На это Эмма не нашлась, что ответить, поэтому просто сказала:
— Сейчас мы пойдем к себе, ляжем и будем думать об «Ангеле». Думать изо всех сил. И не смей засыпать, пока не подумаешь как следует про нее, про Микеланджело и про весь итальянский Ренессанс. Понятно?
И они отправились в постель. Однако в те минуты, когда ты уже лег, но еще не уснул, очень трудно думать о чем-то конкретном. Тем более «изо всех сил». Это время свободного полета. Мысли носятся над тобой, как облачка на легком ветру. Джимми лежал на спине, усталый, сонный, и никак не мог сосредоточиться. Но ничего не поделаешь, раз Эмма велела… В конце концов, она лучше знает, о чем сейчас надо думать, она так здорово все умеет планировать. Джимми наморщил лоб… Но непослушные облачка разлетались. Все мысли об итальянском Ренессансе куда-то уплыли, и теперь над Джимми кружилась одна только мысль — о доме.
— Ты по дому скучаешь? — спросил он сестру.
— Не очень, — призналась Эмма. — Я о нем почти не думаю.
Джимми с минуту лежал тихо, потом сказал:
— Может, мы бессердечные, а? Или мама и папа нас неправильно воспитали… Они ведь у нас ничего, правда? Значит, мы должны по ним скучать?
Эмма молчала. Джимми ждал ответа.
— Ты слышишь меня, Эм? — не выдержал он наконец.
— Слышу. Я думаю. — Она еще немного помолчала. — У тебя когда-нибудь была ностальгия?
— Это что такое?
— Ностальгия — значит тоска по дому.
— A-а. Была, конечно.
— И когда последний раз?
— Когда папа оставил нас у тети Лотти, а сам повез маму в больницу.
— У меня тоже. Именно в тот самый день, — призналась Эмма. — Правда, я тогда была маленькая.
— Как ты думаешь, почему тогда у нас была ностальгия, а сейчас — хоть бы что?
Эмма задумалась.
— Наверно, тогда мы беспокоились, хотя сами не знали почему. А знали бы, что домой мама вернется вместе с Кевином, — беспокоились бы еще сильнее. Помню, ты весь день сосал палец и таскал за собой плюшевого мишку. Тетя Лотти все пыталась его у тебя отобрать и постирать.
Джимми хмыкнул.
— Наверно, ностальгия бывает, когда не знаешь, что тебя ждет.
— Или когда не знаешь, что надо делать, — добавила Эмма. — А мы-то с тобой знаем! Смотри, как здорово мы устроились. Так что, если мы не скучаем по маме с папой, значит, они сами виноваты.

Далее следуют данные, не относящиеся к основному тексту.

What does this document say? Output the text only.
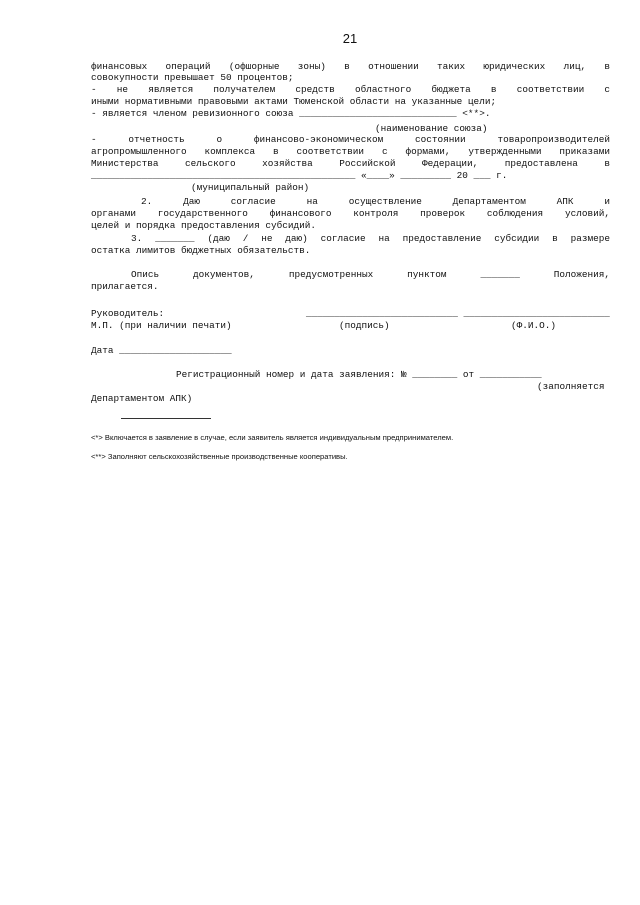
21
финансовых операций (офшорные зоны) в отношении таких юридических лиц, в
совокупности превышает 50 процентов;
- не является получателем средств областного бюджета в соответствии с
иными нормативными правовыми актами Тюменской области на указанные цели;
- является членом ревизионного союза ____________________________ <**>.
(наименование союза)
- отчетность о финансово-экономическом состоянии товаропроизводителей
агропромышленного комплекса в соответствии с формами, утвержденными приказами
Министерства сельского хозяйства Российской Федерации, предоставлена в
_______________________________________________ «____» _________ 20 ___ г.
(муниципальный район)
2. Даю согласие на осуществление Департаментом АПК и
органами государственного финансового контроля проверок соблюдения условий,
целей и порядка предоставления субсидий.
3. _______ (даю / не даю) согласие на предоставление субсидии в размере
остатка лимитов бюджетных обязательств.
Опись документов, предусмотренных пунктом _______ Положения,
прилагается.
Руководитель:	___________________________ __________________________
М.П. (при наличии печати)	(подпись)	(Ф.И.О.)
Дата ____________________
Регистрационный номер и дата заявления: № ________ от ___________
(заполняется
Департаментом АПК)
<*> Включается в заявление в случае, если заявитель является индивидуальным предпринимателем.
<**> Заполняют сельскохозяйственные производственные кооперативы.
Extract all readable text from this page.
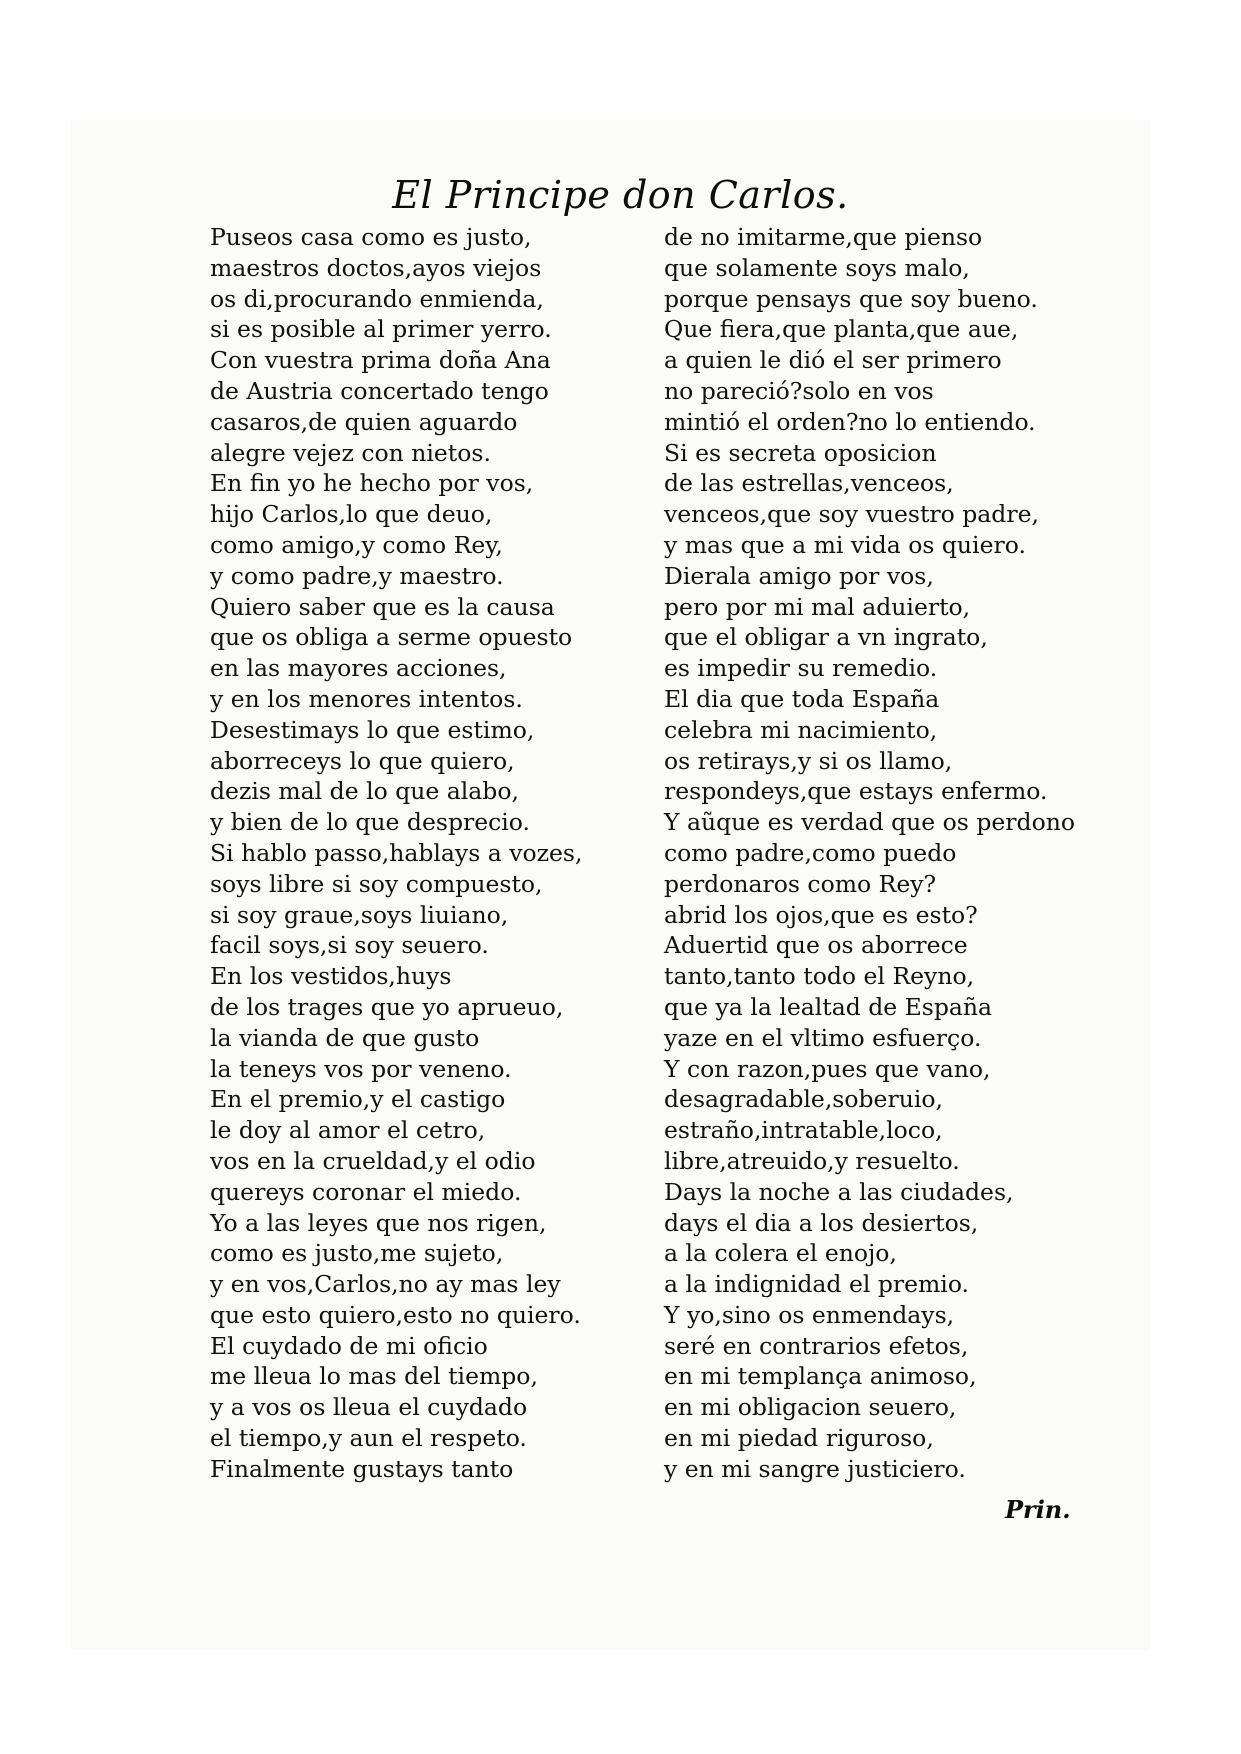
El Principe don Carlos.
Puseos casa como es justo,
maestros doctos,ayos viejos
os di,procurando enmienda,
si es posible al primer yerro.
Con vuestra prima doña Ana
de Austria concertado tengo
casaros,de quien aguardo
alegre vejez con nietos.
En fin yo he hecho por vos,
hijo Carlos,lo que deuo,
como amigo,y como Rey,
y como padre,y maestro.
Quiero saber que es la causa
que os obliga a serme opuesto
en las mayores acciones,
y en los menores intentos.
Desestimays lo que estimo,
aborreceys lo que quiero,
dezis mal de lo que alabo,
y bien de lo que desprecio.
Si hablo passo,hablays a vozes,
soys libre si soy compuesto,
si soy graue,soys liuiano,
facil soys,si soy seuero.
En los vestidos,huys
de los trages que yo aprueuo,
la vianda de que gusto
la teneys vos por veneno.
En el premio,y el castigo
le doy al amor el cetro,
vos en la crueldad,y el odio
quereys coronar el miedo.
Yo a las leyes que nos rigen,
como es justo,me sujeto,
y en vos,Carlos,no ay mas ley
que esto quiero,esto no quiero.
El cuydado de mi oficio
me lleua lo mas del tiempo,
y a vos os lleua el cuydado
el tiempo,y aun el respeto.
Finalmente gustays tanto
de no imitarme,que pienso
que solamente soys malo,
porque pensays que soy bueno.
Que fiera,que planta,que aue,
a quien le dió el ser primero
no pareció?solo en vos
mintió el orden?no lo entiendo.
Si es secreta oposicion
de las estrellas,venceos,
venceos,que soy vuestro padre,
y mas que a mi vida os quiero.
Dierala amigo por vos,
pero por mi mal aduierto,
que el obligar a vn ingrato,
es impedir su remedio.
El dia que toda España
celebra mi nacimiento,
os retirays,y si os llamo,
respondeys,que estays enfermo.
Y aũque es verdad que os perdono
como padre,como puedo
perdonaros como Rey?
abrid los ojos,que es esto?
Aduertid que os aborrece
tanto,tanto todo el Reyno,
que ya la lealtad de España
yaze en el vltimo esfuerço.
Y con razon,pues que vano,
desagradable,soberuio,
estraño,intratable,loco,
libre,atreuido,y resuelto.
Days la noche a las ciudades,
days el dia a los desiertos,
a la colera el enojo,
a la indignidad el premio.
Y yo,sino os enmendays,
seré en contrarios efetos,
en mi templança animoso,
en mi obligacion seuero,
en mi piedad riguroso,
y en mi sangre justiciero.
Prin.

Этот вывод утешил Джимми. Эмма тоже была довольна.
— Хорошо, что мы с тобой поговорили про ностальгию. Я будто почувствовала себя старше. Хотя это, конечно, потому, что я всегда была старшим ребенком в семье. И всегда знала, что делать.
И дети уснули, предоставив Микеланджело, «Ангелу» и всему итальянскому Ренессансу терпеливо дожидаться утра.